Now I plot the actual values predictied from 1901 - 2004 for 2005-2015 against the actual data of 2005-2015.

format <- function(x) {
  temp <- unlist(as.list(t(as.matrix(x))))
  temp <- as.data.table(temp)
  temp$time <- 1:nrow(temp)
  return(temp)
}
             
predict_1 <-format(prediction_1$pred)
predict_2 <- format(prediction_2$pred)
raincheck <- format(raincheck)

##prediction frame:
predict_1$se <- unlist(as.list(t(as.matrix(prediction_1$pred))))
predict_1$lower <- predict_1$temp - 1.96*predict_1$se
predict_1$upper <- predict_1$temp + 1.96*predict_1$se
                                

ggplot() +
  geom_line(data = predict_1,aes(x=time,y = temp, colour = "model1")) +
  geom_line(data = predict_2,aes(x=time,y = temp, colour = "model2")) +
  geom_line(data = raincheck,aes(x=time,y = temp, colour = "truth")) +
    scale_colour_manual("", 
                        breaks = c("model1","model2","truth"),
                        values = c("red", "green", "blue")) +
    geom_ribbon(data=predict_1,aes(x = time,ymin=lower,ymax=upper),alpha=0.3) +
    labs(title="Prediction v Truth with 95% confidence bands") +
    theme_classic()

The predictions seem not too far from the truth, and within the confidence intervals.
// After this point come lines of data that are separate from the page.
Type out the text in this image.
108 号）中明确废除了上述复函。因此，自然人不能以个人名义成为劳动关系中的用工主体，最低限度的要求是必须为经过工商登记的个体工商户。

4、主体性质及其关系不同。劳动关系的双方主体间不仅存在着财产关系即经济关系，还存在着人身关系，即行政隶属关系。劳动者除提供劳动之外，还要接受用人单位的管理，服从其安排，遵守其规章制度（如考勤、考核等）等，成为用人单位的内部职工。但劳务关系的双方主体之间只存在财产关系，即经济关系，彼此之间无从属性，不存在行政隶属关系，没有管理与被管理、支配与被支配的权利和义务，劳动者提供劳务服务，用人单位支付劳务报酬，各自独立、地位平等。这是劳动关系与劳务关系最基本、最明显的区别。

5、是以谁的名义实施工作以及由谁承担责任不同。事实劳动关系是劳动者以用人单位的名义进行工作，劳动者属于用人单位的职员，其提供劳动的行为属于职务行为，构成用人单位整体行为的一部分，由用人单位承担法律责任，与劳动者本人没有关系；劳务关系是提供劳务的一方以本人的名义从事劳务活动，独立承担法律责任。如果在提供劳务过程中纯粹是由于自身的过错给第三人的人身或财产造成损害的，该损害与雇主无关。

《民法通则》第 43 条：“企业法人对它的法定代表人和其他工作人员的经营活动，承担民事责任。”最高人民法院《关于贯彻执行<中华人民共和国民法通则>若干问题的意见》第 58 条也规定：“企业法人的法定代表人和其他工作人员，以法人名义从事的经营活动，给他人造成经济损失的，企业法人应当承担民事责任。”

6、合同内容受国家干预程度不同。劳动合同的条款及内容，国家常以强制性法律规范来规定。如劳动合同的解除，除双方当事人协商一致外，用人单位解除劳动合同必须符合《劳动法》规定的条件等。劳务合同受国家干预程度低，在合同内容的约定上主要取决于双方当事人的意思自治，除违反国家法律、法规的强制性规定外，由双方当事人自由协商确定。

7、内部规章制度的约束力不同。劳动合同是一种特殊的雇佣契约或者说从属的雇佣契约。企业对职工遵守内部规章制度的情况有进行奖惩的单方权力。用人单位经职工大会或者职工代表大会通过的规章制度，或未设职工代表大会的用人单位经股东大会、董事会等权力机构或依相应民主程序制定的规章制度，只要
The AIC's for the SARIMA models are almost identical.

Conclusion:

  1. Rainfall in Delhi is highly seasonal, with peak during July and June.

  2. There is no ascertainable overall monotonic trend in the data.

  3. Series can be made sufficiently stationary by subtracting the seasonal component, and by differencing (degree 1) over a frequency of 12 months.

  4. SARIMA models are adequate in predicting weather forecasts.